The “Agamas” promoted sustainable technology. The Chola, Pallava and Pandya dynasties have all come and gone; but the temples they built are all still solidly there. This is our tradition. The “Sthapathis” are practical engineers, collaborating with “Agama Pundits”. So, both “Agamas” and “Shilpa Shaastra” (techniques of carving and temple building) have always gone hand-in-hand. Where the “Agamas” followed in image worship purely use only “Vedic Mantras”, they are called “Vaikanasa Agama”, as used even today in Tirupati Balaji Temple. Where the “Agamas’” use “Tantric Mantras (like Hom and Kreem)” and “Yantras (some metallic devices)” also, they are called ‘Pancharaatra Agamas”. Then, the “Shaiva Agamas” (used in Shiva temples) are separate. These are the basics. The details are more complex, but the “archakas” can be meticulously trained!
Do these texts rely only on an oral tradition or are they documented?
No. There are written texts also. For example, under the “Agama Kosha” project undertaken at the RSV, with which I am involved, 11 volumes of “Vaikanasha Agama” have been completed. The “Pancharaatra Agamas” will be another 25 volumes to be done.
Further, the stupendous 11th century Sanskrit text, “Samarangana Sutradara”, by Bhoja is full of engineering.
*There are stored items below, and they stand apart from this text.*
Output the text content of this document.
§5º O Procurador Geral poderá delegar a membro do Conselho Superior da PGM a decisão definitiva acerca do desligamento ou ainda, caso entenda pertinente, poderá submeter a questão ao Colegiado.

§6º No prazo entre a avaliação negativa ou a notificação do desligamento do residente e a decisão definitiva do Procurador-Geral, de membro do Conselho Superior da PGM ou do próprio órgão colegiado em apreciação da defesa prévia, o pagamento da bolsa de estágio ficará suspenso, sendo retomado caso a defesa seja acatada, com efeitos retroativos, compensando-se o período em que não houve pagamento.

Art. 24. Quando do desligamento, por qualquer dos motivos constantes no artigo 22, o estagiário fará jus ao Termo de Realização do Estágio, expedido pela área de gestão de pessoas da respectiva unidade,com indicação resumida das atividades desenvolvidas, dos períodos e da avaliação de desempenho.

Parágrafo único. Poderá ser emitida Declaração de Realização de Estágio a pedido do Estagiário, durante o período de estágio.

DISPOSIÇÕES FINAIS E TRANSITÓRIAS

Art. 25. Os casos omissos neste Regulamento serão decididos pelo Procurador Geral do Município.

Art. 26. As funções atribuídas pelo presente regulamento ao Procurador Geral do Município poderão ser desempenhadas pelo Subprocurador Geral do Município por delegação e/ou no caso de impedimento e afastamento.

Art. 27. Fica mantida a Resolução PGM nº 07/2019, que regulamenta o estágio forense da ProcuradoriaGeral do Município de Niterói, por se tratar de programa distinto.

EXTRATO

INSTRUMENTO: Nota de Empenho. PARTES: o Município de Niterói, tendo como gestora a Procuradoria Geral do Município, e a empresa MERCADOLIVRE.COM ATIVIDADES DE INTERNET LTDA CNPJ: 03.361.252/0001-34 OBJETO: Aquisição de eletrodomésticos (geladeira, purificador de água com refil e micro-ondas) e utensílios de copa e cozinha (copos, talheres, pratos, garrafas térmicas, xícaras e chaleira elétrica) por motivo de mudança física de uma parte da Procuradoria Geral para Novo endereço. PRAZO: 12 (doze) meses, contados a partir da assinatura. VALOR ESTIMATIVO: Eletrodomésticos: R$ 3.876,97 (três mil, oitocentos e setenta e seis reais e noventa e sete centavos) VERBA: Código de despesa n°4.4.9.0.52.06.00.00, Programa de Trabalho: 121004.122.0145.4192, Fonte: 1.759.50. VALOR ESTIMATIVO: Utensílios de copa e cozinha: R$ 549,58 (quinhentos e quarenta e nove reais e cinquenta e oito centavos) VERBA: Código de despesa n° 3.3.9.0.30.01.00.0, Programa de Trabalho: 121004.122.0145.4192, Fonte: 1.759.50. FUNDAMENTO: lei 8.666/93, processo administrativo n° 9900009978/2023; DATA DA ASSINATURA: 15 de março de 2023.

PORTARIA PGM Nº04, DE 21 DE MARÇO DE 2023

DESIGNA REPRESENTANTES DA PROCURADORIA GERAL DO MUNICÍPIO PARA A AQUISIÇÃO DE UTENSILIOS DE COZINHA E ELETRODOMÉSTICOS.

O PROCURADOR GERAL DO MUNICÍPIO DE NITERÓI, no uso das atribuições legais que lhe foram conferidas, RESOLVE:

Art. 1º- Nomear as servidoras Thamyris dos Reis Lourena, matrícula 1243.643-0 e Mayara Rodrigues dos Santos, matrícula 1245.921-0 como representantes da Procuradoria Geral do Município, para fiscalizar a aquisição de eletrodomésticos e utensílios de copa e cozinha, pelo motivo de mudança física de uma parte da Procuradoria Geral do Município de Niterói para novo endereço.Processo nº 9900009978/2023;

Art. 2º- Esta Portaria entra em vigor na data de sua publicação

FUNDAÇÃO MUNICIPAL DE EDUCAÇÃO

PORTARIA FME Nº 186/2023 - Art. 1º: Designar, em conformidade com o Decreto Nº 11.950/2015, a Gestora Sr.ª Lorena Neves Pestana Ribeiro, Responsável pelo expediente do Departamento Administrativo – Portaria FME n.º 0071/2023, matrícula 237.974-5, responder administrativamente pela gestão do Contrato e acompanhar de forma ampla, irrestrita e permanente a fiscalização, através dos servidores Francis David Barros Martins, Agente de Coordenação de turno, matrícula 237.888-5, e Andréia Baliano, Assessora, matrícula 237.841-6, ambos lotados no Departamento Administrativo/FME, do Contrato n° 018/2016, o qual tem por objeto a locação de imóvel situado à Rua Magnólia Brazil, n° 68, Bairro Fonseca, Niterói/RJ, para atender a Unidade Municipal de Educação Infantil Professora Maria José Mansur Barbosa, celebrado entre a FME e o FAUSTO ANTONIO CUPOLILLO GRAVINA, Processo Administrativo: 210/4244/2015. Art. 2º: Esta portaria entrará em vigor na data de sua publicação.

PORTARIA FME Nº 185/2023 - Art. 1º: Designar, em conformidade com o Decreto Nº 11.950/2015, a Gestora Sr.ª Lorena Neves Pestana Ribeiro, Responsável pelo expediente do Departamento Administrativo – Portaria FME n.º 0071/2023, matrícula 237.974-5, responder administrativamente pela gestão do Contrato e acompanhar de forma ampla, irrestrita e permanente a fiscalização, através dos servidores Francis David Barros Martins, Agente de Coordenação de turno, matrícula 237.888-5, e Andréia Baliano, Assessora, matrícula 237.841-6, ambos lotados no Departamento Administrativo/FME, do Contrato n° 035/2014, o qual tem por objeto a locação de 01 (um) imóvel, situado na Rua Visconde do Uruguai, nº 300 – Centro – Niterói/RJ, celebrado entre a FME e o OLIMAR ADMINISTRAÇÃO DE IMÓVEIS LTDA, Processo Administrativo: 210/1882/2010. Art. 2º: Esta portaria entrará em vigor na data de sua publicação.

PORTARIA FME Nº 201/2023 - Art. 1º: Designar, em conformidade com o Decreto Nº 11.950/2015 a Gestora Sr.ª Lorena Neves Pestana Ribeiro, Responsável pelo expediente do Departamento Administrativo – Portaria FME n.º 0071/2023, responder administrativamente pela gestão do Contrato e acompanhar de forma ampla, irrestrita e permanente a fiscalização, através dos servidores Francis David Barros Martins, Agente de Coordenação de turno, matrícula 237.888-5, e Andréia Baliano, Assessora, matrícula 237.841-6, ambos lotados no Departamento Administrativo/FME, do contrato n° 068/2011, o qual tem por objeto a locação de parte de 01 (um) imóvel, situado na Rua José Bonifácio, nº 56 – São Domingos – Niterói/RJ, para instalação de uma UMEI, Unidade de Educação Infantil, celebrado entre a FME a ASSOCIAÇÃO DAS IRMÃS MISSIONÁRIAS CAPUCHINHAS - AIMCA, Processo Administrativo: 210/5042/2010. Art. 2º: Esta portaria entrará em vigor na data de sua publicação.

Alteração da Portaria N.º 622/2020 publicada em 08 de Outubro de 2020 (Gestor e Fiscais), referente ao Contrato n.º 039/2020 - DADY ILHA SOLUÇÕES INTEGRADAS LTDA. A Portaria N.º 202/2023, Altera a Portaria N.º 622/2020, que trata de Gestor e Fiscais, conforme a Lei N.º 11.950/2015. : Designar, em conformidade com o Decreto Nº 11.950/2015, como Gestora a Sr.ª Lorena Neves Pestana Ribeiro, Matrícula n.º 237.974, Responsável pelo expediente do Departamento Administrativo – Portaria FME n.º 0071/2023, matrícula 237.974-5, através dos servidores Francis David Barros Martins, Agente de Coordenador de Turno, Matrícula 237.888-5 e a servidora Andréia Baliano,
A half-built temple of Bhoja and a dam that he built, in what is now Bhopal in Madhya Pradesh, are still there, showing up as shining examples of sustainable technology of the medieval age. Bhoja’s huge work on people-oriented, sustainable engineering and technology will come out shortly in six volumes in English, a translation project I am heading. The Indira Gandhi National Centre for Arts in Delhi is publishing it.